In patients with pancreatic duct cannulation initially by chance, double guide wire technique and trans pancreatic sphincterotomy facilitate biliary cannulation and show the similar success rates. The incidence of post-procedure pancreatitis was similar in the two groups, but post-procedure hyperamylasemia was significantly higher in the DGT group.
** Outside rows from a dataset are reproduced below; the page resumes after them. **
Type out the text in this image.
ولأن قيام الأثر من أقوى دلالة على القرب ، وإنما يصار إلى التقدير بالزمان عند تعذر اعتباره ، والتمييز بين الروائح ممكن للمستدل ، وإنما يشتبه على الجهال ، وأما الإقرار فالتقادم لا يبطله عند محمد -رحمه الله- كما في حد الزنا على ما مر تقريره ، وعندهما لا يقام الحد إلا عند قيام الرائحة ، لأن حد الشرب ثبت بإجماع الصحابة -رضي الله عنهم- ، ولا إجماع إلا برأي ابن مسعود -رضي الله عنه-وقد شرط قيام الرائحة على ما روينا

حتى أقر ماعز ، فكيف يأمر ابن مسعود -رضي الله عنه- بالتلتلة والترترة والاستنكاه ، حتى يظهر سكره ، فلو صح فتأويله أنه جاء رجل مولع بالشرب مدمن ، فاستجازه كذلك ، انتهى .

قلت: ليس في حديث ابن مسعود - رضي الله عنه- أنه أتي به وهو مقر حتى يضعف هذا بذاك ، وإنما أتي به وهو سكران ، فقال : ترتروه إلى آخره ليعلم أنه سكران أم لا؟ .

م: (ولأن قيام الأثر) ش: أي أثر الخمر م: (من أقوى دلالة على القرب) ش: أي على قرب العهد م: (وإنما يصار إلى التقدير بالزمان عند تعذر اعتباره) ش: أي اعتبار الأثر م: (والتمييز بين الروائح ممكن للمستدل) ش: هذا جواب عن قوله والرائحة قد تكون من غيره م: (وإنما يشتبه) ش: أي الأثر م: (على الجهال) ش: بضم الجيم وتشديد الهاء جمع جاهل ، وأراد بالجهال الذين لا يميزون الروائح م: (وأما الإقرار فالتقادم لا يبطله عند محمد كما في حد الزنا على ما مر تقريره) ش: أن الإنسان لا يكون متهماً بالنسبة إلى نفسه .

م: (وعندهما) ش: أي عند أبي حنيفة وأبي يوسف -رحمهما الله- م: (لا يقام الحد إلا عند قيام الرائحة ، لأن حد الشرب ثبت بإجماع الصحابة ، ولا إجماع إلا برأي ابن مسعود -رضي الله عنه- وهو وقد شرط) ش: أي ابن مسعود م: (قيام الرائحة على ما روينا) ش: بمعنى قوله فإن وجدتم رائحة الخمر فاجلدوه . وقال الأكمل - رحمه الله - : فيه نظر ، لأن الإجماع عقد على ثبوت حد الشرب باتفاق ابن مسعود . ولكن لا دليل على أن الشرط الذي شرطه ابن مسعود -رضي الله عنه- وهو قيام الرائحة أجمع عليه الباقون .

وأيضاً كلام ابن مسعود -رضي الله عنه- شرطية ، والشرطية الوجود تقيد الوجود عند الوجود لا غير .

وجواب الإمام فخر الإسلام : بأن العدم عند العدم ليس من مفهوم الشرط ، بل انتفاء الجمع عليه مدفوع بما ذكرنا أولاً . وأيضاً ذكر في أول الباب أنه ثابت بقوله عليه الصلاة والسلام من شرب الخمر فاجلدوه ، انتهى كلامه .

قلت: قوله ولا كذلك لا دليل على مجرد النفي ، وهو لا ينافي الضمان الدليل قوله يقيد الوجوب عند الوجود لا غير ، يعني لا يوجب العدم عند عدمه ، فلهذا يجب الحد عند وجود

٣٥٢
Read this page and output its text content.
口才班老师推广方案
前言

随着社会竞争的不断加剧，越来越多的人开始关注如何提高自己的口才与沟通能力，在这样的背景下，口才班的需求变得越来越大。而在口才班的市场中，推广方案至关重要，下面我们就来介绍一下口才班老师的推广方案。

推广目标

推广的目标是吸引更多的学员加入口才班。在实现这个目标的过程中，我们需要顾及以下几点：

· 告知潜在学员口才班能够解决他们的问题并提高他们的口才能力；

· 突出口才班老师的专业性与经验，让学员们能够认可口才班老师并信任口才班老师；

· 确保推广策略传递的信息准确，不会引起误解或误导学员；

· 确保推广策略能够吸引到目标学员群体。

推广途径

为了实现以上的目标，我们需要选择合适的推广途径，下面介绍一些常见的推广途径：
Clinical Trial Description

This was a prospective, randomized study conducted in three tertiary referral hospital in Korea. Three endoscopists performed the ERCP who had ERCP experience more than ten years From October 2010 to August 2012, ERCPs were performed on patients with pancreatobiliary diseases at Soonchunhyang University Seoul Hospital, Hanyang University Guri Hospital and Kosin University Gospel Hospital. Bile duct cannulation was attempted for various reasons (removal of bile duct stones, biliary stenting, cytology of bile, biopsy of the bile duct, etc.).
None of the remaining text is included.